Capt. Valerie Scott (United) recently began training in a PBJ-1J, the U.S. Marine version of the vintage B-25 Mitchell bomber. The Commemorative Air Force’s (CAF) Devil Dog, as the aircraft is known, is much different from the airliner she usually flies, but she took on the challenge to expand her horizons. Scott, who’ll be retiring from United in a few years, is exploring new opportunities for the next chapter of her life.
“I’m in my final four, as I call it, and looking for something I can transition to,” she remarked.
When United Airlines opted to close its B-767/757 domicile in Denver, Colo., several years ago, Scott decided to stick with these aircraft types and transfer to the carrier’s Houston, Tex., pilot base. She and her husband, a retired corporate pilot, soon began nosing around FBOs near Georgetown, Tex., where they moved, hoping to get back into general aviation. The last FBO they visited is home to Devil Dog.
“I saw the plane in the back corner of the hangar and thought, ‘Okay, I’ve found my home,’” she said.
Devil Dog’s livery commemorates the Number 3 aircraft of Marine Bombing Squadron 612, which flew World War II Pacific-theater night attacks on enemy shipping, using radar to locate its targets. The original PBJ completed 22 missions before its demise.
Scott spent her first year with the Devil Dog Squadron as a docent, talking about the airplane’s history at air shows and selling souvenirs to help fund the operation. She eventually became an aircraft sponsor and now sits in the cockpit’s right seat. Most recently, she flew the aircraft to Oshkosh, Wis., to participate in this summer’s EAA AirVenture fly-in and convention.

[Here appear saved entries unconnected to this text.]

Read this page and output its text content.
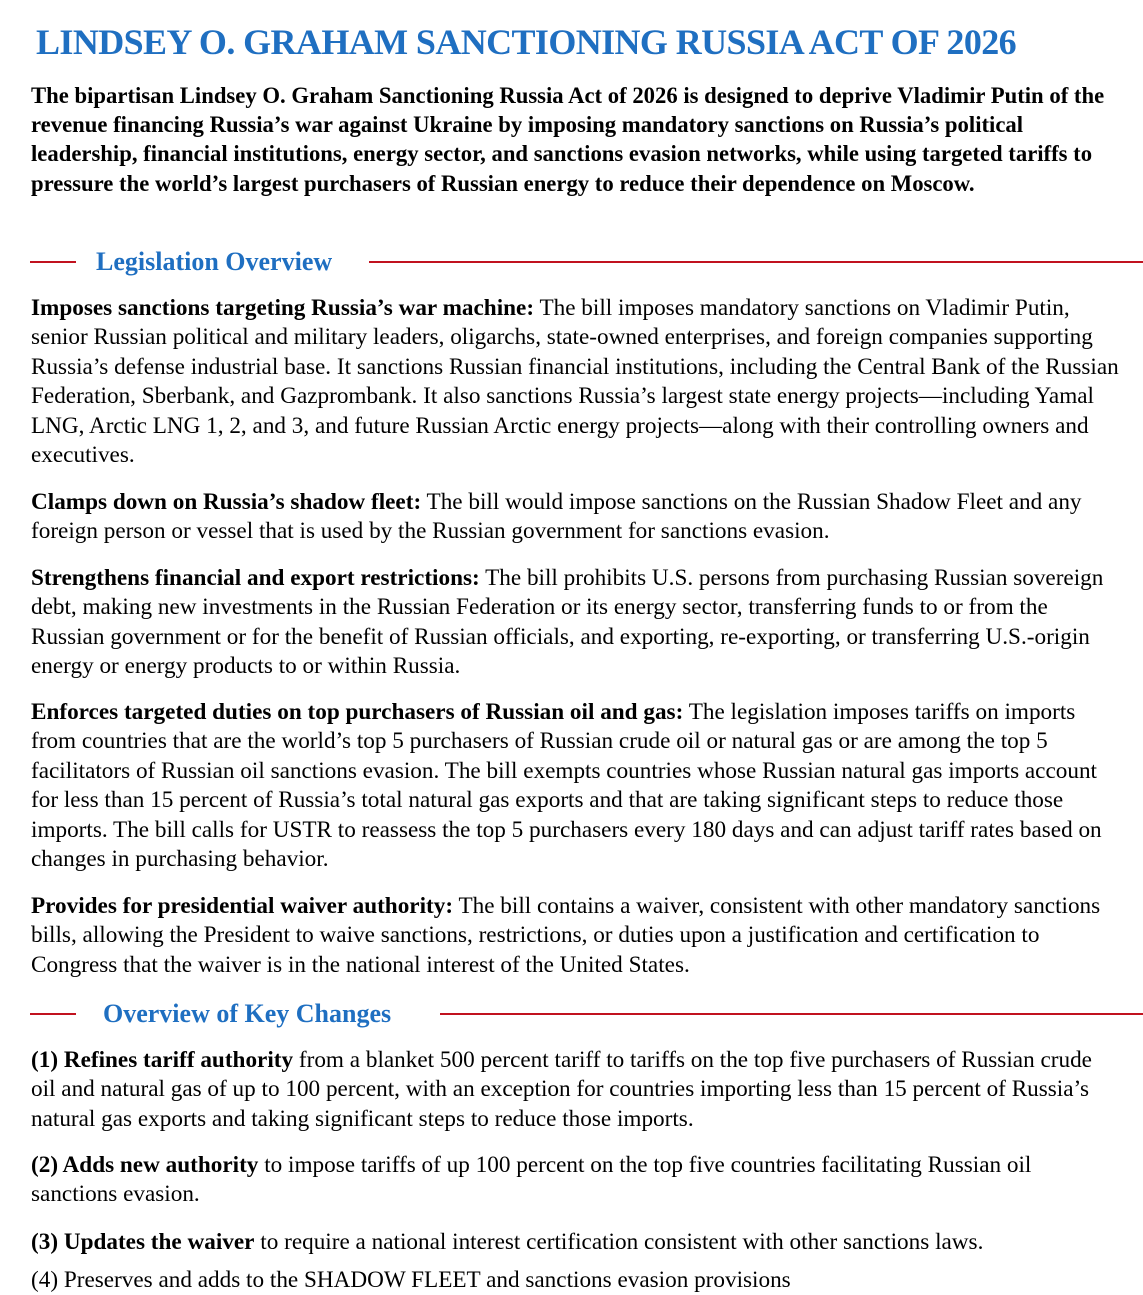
LINDSEY O. GRAHAM SANCTIONING RUSSIA ACT OF 2026

The bipartisan Lindsey O. Graham Sanctioning Russia Act of 2026 is designed to deprive Vladimir Putin of the revenue financing Russia’s war against Ukraine by imposing mandatory sanctions on Russia’s political leadership, financial institutions, energy sector, and sanctions evasion networks, while using targeted tariffs to pressure the world’s largest purchasers of Russian energy to reduce their dependence on Moscow.

Legislation Overview

Imposes sanctions targeting Russia’s war machine: The bill imposes mandatory sanctions on Vladimir Putin, senior Russian political and military leaders, oligarchs, state-owned enterprises, and foreign companies supporting Russia’s defense industrial base. It sanctions Russian financial institutions, including the Central Bank of the Russian Federation, Sberbank, and Gazprombank. It also sanctions Russia’s largest state energy projects—including Yamal LNG, Arctic LNG 1, 2, and 3, and future Russian Arctic energy projects—along with their controlling owners and executives.

Clamps down on Russia’s shadow fleet: The bill would impose sanctions on the Russian Shadow Fleet and any foreign person or vessel that is used by the Russian government for sanctions evasion.

Strengthens financial and export restrictions: The bill prohibits U.S. persons from purchasing Russian sovereign debt, making new investments in the Russian Federation or its energy sector, transferring funds to or from the Russian government or for the benefit of Russian officials, and exporting, re-exporting, or transferring U.S.-origin energy or energy products to or within Russia.

Enforces targeted duties on top purchasers of Russian oil and gas: The legislation imposes tariffs on imports from countries that are the world’s top 5 purchasers of Russian crude oil or natural gas or are among the top 5 facilitators of Russian oil sanctions evasion. The bill exempts countries whose Russian natural gas imports account for less than 15 percent of Russia’s total natural gas exports and that are taking significant steps to reduce those imports. The bill calls for USTR to reassess the top 5 purchasers every 180 days and can adjust tariff rates based on changes in purchasing behavior.

Provides for presidential waiver authority: The bill contains a waiver, consistent with other mandatory sanctions bills, allowing the President to waive sanctions, restrictions, or duties upon a justification and certification to Congress that the waiver is in the national interest of the United States.

Overview of Key Changes

(1) Refines tariff authority from a blanket 500 percent tariff to tariffs on the top five purchasers of Russian crude oil and natural gas of up to 100 percent, with an exception for countries importing less than 15 percent of Russia’s natural gas exports and taking significant steps to reduce those imports.

(2) Adds new authority to impose tariffs of up 100 percent on the top five countries facilitating Russian oil sanctions evasion.

(3) Updates the waiver to require a national interest certification consistent with other sanctions laws.

(4) Preserves and adds to the SHADOW FLEET and sanctions evasion provisions
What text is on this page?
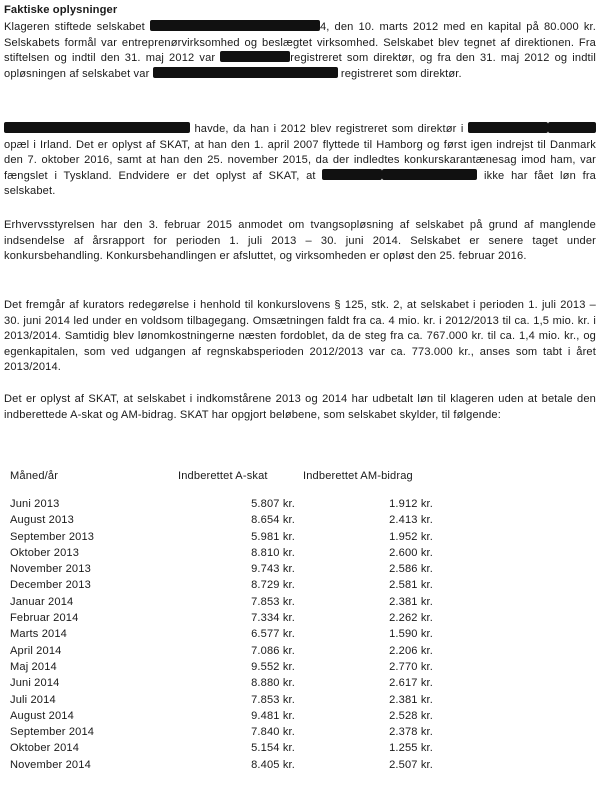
Faktiske oplysninger

Klageren stiftede selskabet	4, den 10. marts 2012 med en kapital på 80.000 kr. Selskabets formål var entreprenørvirksomhed og beslægtet virksomhed. Selskabet blev tegnet af direktionen. Fra stiftelsen og indtil den 31. maj 2012 var	registreret som direktør, og fra den 31. maj 2012 og indtil opløsningen af selskabet var	registreret som direktør.

havde, da han i 2012 blev registreret som direktør i  opæl i Irland. Det er oplyst af SKAT, at han den 1. april 2007 flyttede til Hamborg og først igen indrejst til Danmark den 7. oktober 2016, samt at han den 25. november 2015, da der indledtes konkurskarantænesag imod ham, var fængslet i Tyskland. Endvidere er det oplyst af SKAT, at	ikke har fået løn fra selskabet.

Erhvervsstyrelsen har den 3. februar 2015 anmodet om tvangsopløsning af selskabet på grund af manglende indsendelse af årsrapport for perioden 1. juli 2013 – 30. juni 2014. Selskabet er senere taget under konkursbehandling. Konkursbehandlingen er afsluttet, og virksomheden er opløst den 25. februar 2016.

Det fremgår af kurators redegørelse i henhold til konkurslovens § 125, stk. 2, at selskabet i perioden 1. juli 2013 – 30. juni 2014 led under en voldsom tilbagegang. Omsætningen faldt fra ca. 4 mio. kr. i 2012/2013 til ca. 1,5 mio. kr. i 2013/2014. Samtidig blev lønomkostningerne næsten fordoblet, da de steg fra ca. 767.000 kr. til ca. 1,4 mio. kr., og egenkapitalen, som ved udgangen af regnskabsperioden 2012/2013 var ca. 773.000 kr., anses som tabt i året 2013/2014.

Det er oplyst af SKAT, at selskabet i indkomstårene 2013 og 2014 har udbetalt løn til klageren uden at betale den indberettede A-skat og AM-bidrag. SKAT har opgjort beløbene, som selskabet skylder, til følgende:

Måned/år	Indberettet A-skat	Indberettet AM-bidrag
Juni 2013	5.807 kr.	1.912 kr.
August 2013	8.654 kr.	2.413 kr.
September 2013	5.981 kr.	1.952 kr.
Oktober 2013	8.810 kr.	2.600 kr.
November 2013	9.743 kr.	2.586 kr.
December 2013	8.729 kr.	2.581 kr.
Januar 2014	7.853 kr.	2.381 kr.
Februar 2014	7.334 kr.	2.262 kr.
Marts 2014	6.577 kr.	1.590 kr.
April 2014	7.086 kr.	2.206 kr.
Maj 2014	9.552 kr.	2.770 kr.
Juni 2014	8.880 kr.	2.617 kr.
Juli 2014	7.853 kr.	2.381 kr.
August 2014	9.481 kr.	2.528 kr.
September 2014	7.840 kr.	2.378 kr.
Oktober 2014	5.154 kr.	1.255 kr.
November 2014	8.405 kr.	2.507 kr.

In addition to her “bomber” responsibilities, Scott also joined the CAF’s memorial WASP Squadron. The original WASPs, or Women Airforce Service Pilots, made a name for themselves ferrying military aircraft more than 60 million miles during the 1940s, enabling male pilots to concentrate on combat missions. These 1,000-plus female aviators were required to have preexisting pilot licenses and were trained by the U.S. Army Air Forces at Avenger Field in Sweetwater, Tex.
Despite the program’s tremendous success, women serving as military pilots during this era was controversial, and, after the war, the WASPs were released from service. All WASP records became classified and were locked away for 35 years. It wasn’t until 1977 that the WASPs were rightfully granted veteran status, thanks to a law signed by President Jimmy Carter. In 2009, this revolutionary program was honored with the Congressional Gold Medal.

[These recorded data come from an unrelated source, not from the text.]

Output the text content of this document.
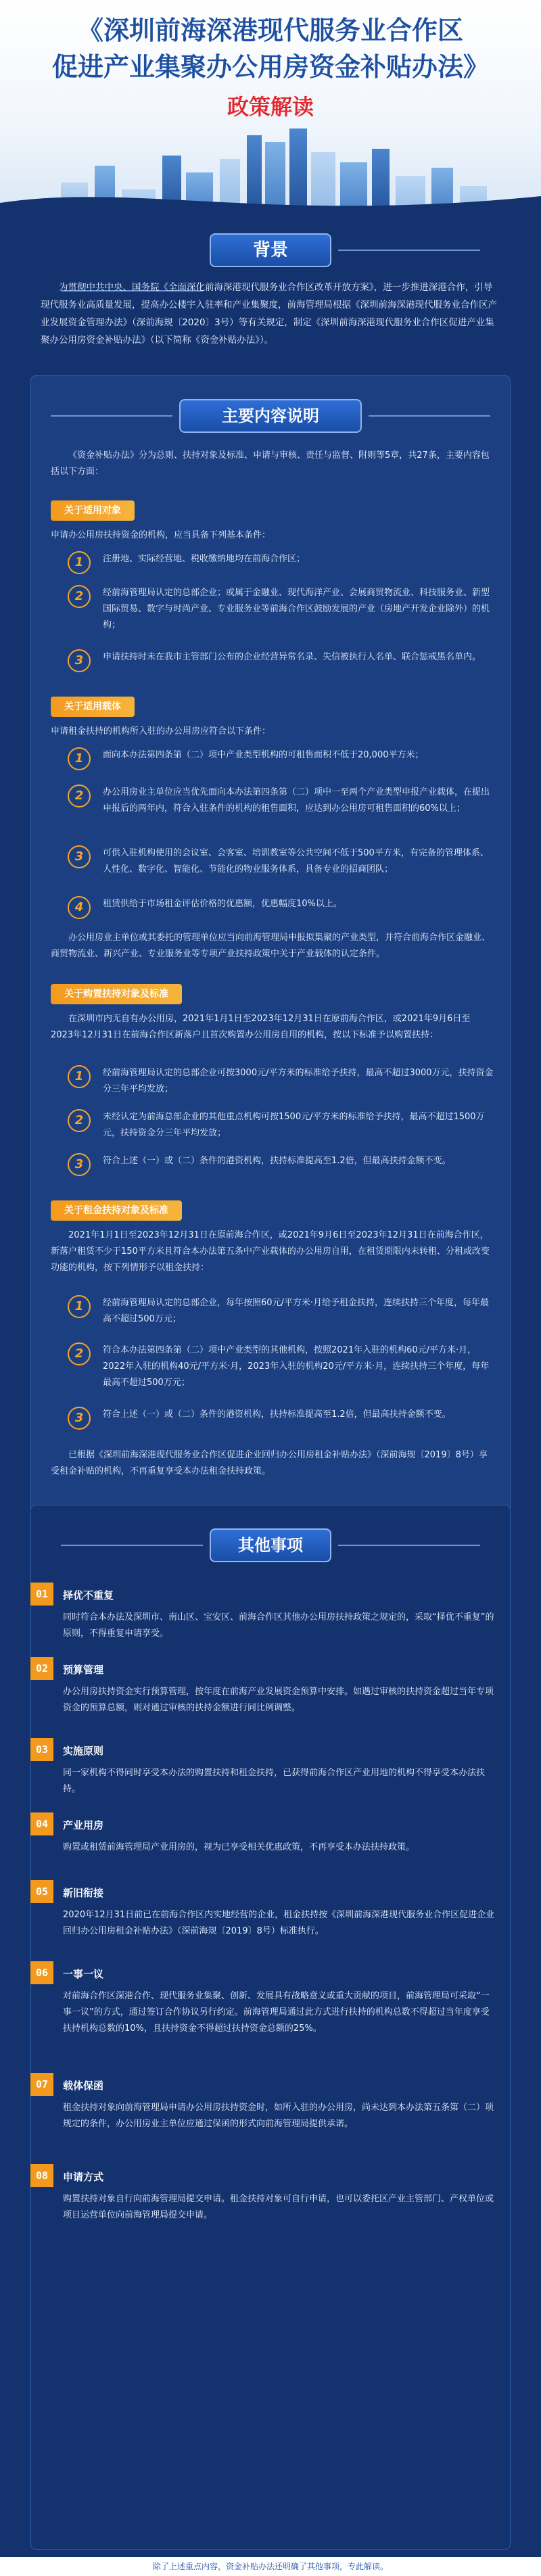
《深圳前海深港现代服务业合作区
促进产业集聚办公用房资金补贴办法》
政策解读
背景
为贯彻中共中央、国务院《全面深化前海深港现代服务业合作区改革开放方案》，进一步推进深港合作，引导现代服务业高质量发展，提高办公楼宇入驻率和产业集聚度，前海管理局根据《深圳前海深港现代服务业合作区产业发展资金管理办法》（深前海规〔2020〕3号）等有关规定，制定《深圳前海深港现代服务业合作区促进产业集聚办公用房资金补贴办法》（以下简称《资金补贴办法》）。
主要内容说明
《资金补贴办法》分为总则、扶持对象及标准、申请与审核、责任与监督、附则等5章，共27条，主要内容包括以下方面：
关于适用对象
申请办公用房扶持资金的机构，应当具备下列基本条件：
1	注册地、实际经营地、税收缴纳地均在前海合作区；
2	经前海管理局认定的总部企业；或属于金融业、现代海洋产业、会展商贸物流业、科技服务业、新型国际贸易、数字与时尚产业、专业服务业等前海合作区鼓励发展的产业（房地产开发企业除外）的机构；
3	申请扶持时未在我市主管部门公布的企业经营异常名录、失信被执行人名单、联合惩戒黑名单内。
关于适用载体
申请租金扶持的机构所入驻的办公用房应符合以下条件：
1	面向本办法第四条第（二）项中产业类型机构的可租售面积不低于20,000平方米；
2	办公用房业主单位应当优先面向本办法第四条第（二）项中一至两个产业类型申报产业载体，在提出申报后的两年内，符合入驻条件的机构的租售面积，应达到办公用房可租售面积的60%以上；
3	可供入驻机构使用的会议室、会客室、培训教室等公共空间不低于500平方米，有完备的管理体系、人性化、数字化、智能化、节能化的物业服务体系，具备专业的招商团队；
4	租赁供给于市场租金评估价格的优惠额，优惠幅度10%以上。
办公用房业主单位或其委托的管理单位应当向前海管理局申报拟集聚的产业类型，并符合前海合作区金融业、商贸物流业、新兴产业、专业服务业等专项产业扶持政策中关于产业载体的认定条件。
关于购置扶持对象及标准
在深圳市内无自有办公用房，2021年1月1日至2023年12月31日在原前海合作区，或2021年9月6日至2023年12月31日在前海合作区新落户且首次购置办公用房自用的机构，按以下标准予以购置扶持：
1	经前海管理局认定的总部企业可按3000元/平方米的标准给予扶持，最高不超过3000万元，扶持资金分三年平均发放；
2	未经认定为前海总部企业的其他重点机构可按1500元/平方米的标准给予扶持，最高不超过1500万元，扶持资金分三年平均发放；
3	符合上述（一）或（二）条件的港资机构，扶持标准提高至1.2倍，但最高扶持金额不变。
关于租金扶持对象及标准
2021年1月1日至2023年12月31日在原前海合作区，或2021年9月6日至2023年12月31日在前海合作区，新落户租赁不少于150平方米且符合本办法第五条中产业载体的办公用房自用，在租赁期限内未转租、分租或改变功能的机构，按下列情形予以租金扶持：
1	经前海管理局认定的总部企业，每年按照60元/平方米·月给予租金扶持，连续扶持三个年度，每年最高不超过500万元；
2	符合本办法第四条第（二）项中产业类型的其他机构，按照2021年入驻的机构60元/平方米·月，2022年入驻的机构40元/平方米·月，2023年入驻的机构20元/平方米·月，连续扶持三个年度，每年最高不超过500万元；
3	符合上述（一）或（二）条件的港资机构，扶持标准提高至1.2倍，但最高扶持金额不变。
已根据《深圳前海深港现代服务业合作区促进企业回归办公用房租金补贴办法》（深前海规〔2019〕8号）享受租金补贴的机构，不再重复享受本办法租金扶持政策。
其他事项
01	择优不重复
同时符合本办法及深圳市、南山区、宝安区、前海合作区其他办公用房扶持政策之规定的，采取“择优不重复”的原则，不得重复申请享受。
02	预算管理
办公用房扶持资金实行预算管理，按年度在前海产业发展资金预算中安排。如遇过审核的扶持资金超过当年专项资金的预算总额，则对通过审核的扶持金额进行同比例调整。
03	实施原则
同一家机构不得同时享受本办法的购置扶持和租金扶持，已获得前海合作区产业用地的机构不得享受本办法扶持。
04	产业用房
购置或租赁前海管理局产业用房的，视为已享受相关优惠政策，不再享受本办法扶持政策。
05	新旧衔接
2020年12月31日前已在前海合作区内实地经营的企业，租金扶持按《深圳前海深港现代服务业合作区促进企业回归办公用房租金补贴办法》（深前海规〔2019〕8号）标准执行。
06	一事一议
对前海合作区深港合作、现代服务业集聚、创新、发展具有战略意义或重大贡献的项目，前海管理局可采取“一事一议”的方式，通过签订合作协议另行约定。前海管理局通过此方式进行扶持的机构总数不得超过当年度享受扶持机构总数的10%，且扶持资金不得超过扶持资金总额的25%。
07	载体保函
租金扶持对象向前海管理局申请办公用房扶持资金时，如所入驻的办公用房，尚未达到本办法第五条第（二）项规定的条件，办公用房业主单位应通过保函的形式向前海管理局提供承诺。
08	申请方式
购置扶持对象自行向前海管理局提交申请。租金扶持对象可自行申请，也可以委托区产业主管部门、产权单位或项目运营单位向前海管理局提交申请。
除了上述重点内容，资金补贴办法还明确了其他事项，专此解读。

Scott noted that among its activities, the CAF WASPs are raising funds to purchase a T-6, one of the aircraft originally used to train the unit’s female pilots. Part of the CAF’s goal is to educate the public about aviation, and being able to see, touch, and ride in this classic airplane “would help young people relate to this period in history in a whole new way,” she acknowledged.
The United captain noted that the CAF is launching a new national educational outreach campaign, similar to its Red Tail project in 2011, honoring the Tuskegee Airmen. CAF Rise Above: WASP will recall the inspirational story of these extraordinary female aviators who overcame a social stigma to serve their country with honor and distinction. In addition to exhibits and presentations, the CAF is working on a documentary combining historic footage with interviews of surviving WASPs.

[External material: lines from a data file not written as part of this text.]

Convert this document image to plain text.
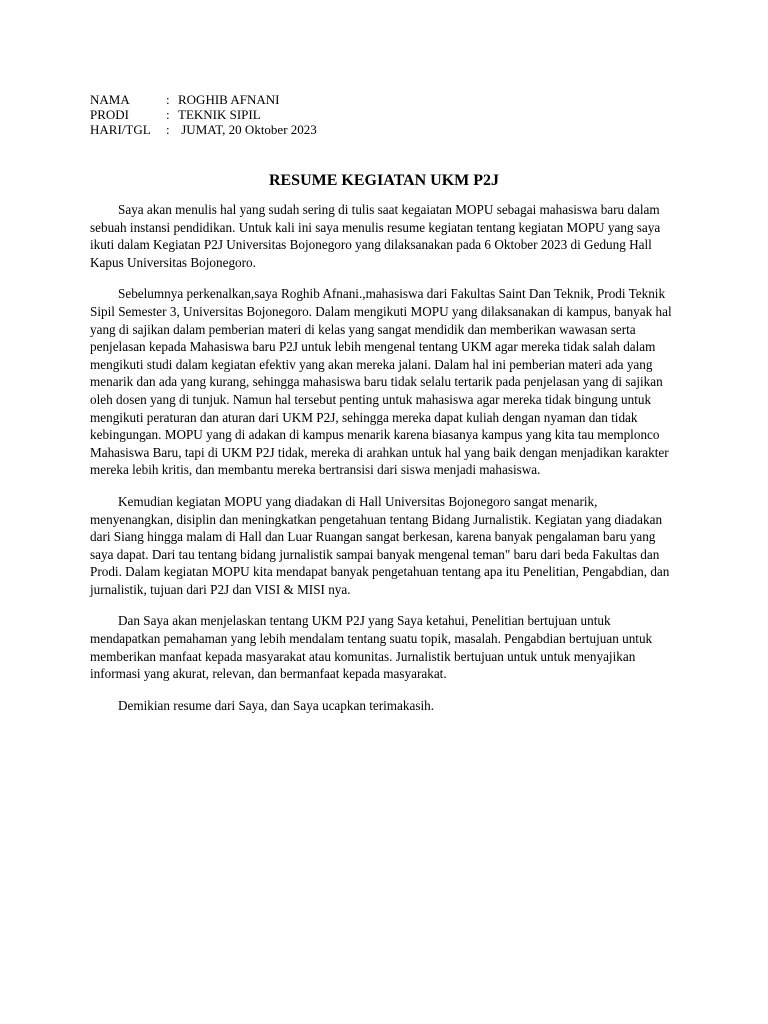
NAMA	: ROGHIB AFNANI
PRODI	: TEKNIK SIPIL
HARI/TGL	: JUMAT, 20 Oktober 2023
RESUME KEGIATAN UKM P2J

Saya akan menulis hal yang sudah sering di tulis saat kegaiatan MOPU sebagai mahasiswa baru dalam sebuah instansi pendidikan. Untuk kali ini saya menulis resume kegiatan tentang kegiatan MOPU yang saya ikuti dalam Kegiatan P2J Universitas Bojonegoro yang dilaksanakan pada 6 Oktober 2023 di Gedung Hall Kapus Universitas Bojonegoro.

Sebelumnya perkenalkan,saya Roghib Afnani.,mahasiswa dari Fakultas Saint Dan Teknik, Prodi Teknik Sipil Semester 3, Universitas Bojonegoro. Dalam mengikuti MOPU yang dilaksanakan di kampus, banyak hal yang di sajikan dalam pemberian materi di kelas yang sangat mendidik dan memberikan wawasan serta penjelasan kepada Mahasiswa baru P2J untuk lebih mengenal tentang UKM agar mereka tidak salah dalam mengikuti studi dalam kegiatan efektiv yang akan mereka jalani. Dalam hal ini pemberian materi ada yang menarik dan ada yang kurang, sehingga mahasiswa baru tidak selalu tertarik pada penjelasan yang di sajikan oleh dosen yang di tunjuk. Namun hal tersebut penting untuk mahasiswa agar mereka tidak bingung untuk mengikuti peraturan dan aturan dari UKM P2J, sehingga mereka dapat kuliah dengan nyaman dan tidak kebingungan. MOPU yang di adakan di kampus menarik karena biasanya kampus yang kita tau memplonco Mahasiswa Baru, tapi di UKM P2J tidak, mereka di arahkan untuk hal yang baik dengan menjadikan karakter mereka lebih kritis, dan membantu mereka bertransisi dari siswa menjadi mahasiswa.

Kemudian kegiatan MOPU yang diadakan di Hall Universitas Bojonegoro sangat menarik, menyenangkan, disiplin dan meningkatkan pengetahuan tentang Bidang Jurnalistik. Kegiatan yang diadakan dari Siang hingga malam di Hall dan Luar Ruangan sangat berkesan, karena banyak pengalaman baru yang saya dapat. Dari tau tentang bidang jurnalistik sampai banyak mengenal teman" baru dari beda Fakultas dan Prodi. Dalam kegiatan MOPU kita mendapat banyak pengetahuan tentang apa itu Penelitian, Pengabdian, dan jurnalistik, tujuan dari P2J dan VISI & MISI nya.

Dan Saya akan menjelaskan tentang UKM P2J yang Saya ketahui, Penelitian bertujuan untuk mendapatkan pemahaman yang lebih mendalam tentang suatu topik, masalah. Pengabdian bertujuan untuk memberikan manfaat kepada masyarakat atau komunitas. Jurnalistik bertujuan untuk untuk menyajikan informasi yang akurat, relevan, dan bermanfaat kepada masyarakat.

Demikian resume dari Saya, dan Saya ucapkan terimakasih.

This past Memorial Day weekend, Scott attended a reunion at the National WASP WWII Museum in Sweetwater. “It was wonderful to meet these women who helped break the gender barrier for flying careers,” she noted, adding that 11 of them attended the ceremony. And as Scott approaches her imminent airline retirement and continues her burgeoning relationship with the CAF Devil Dog and WASP squadrons, it appears that aviation’s past could just be the key to her future.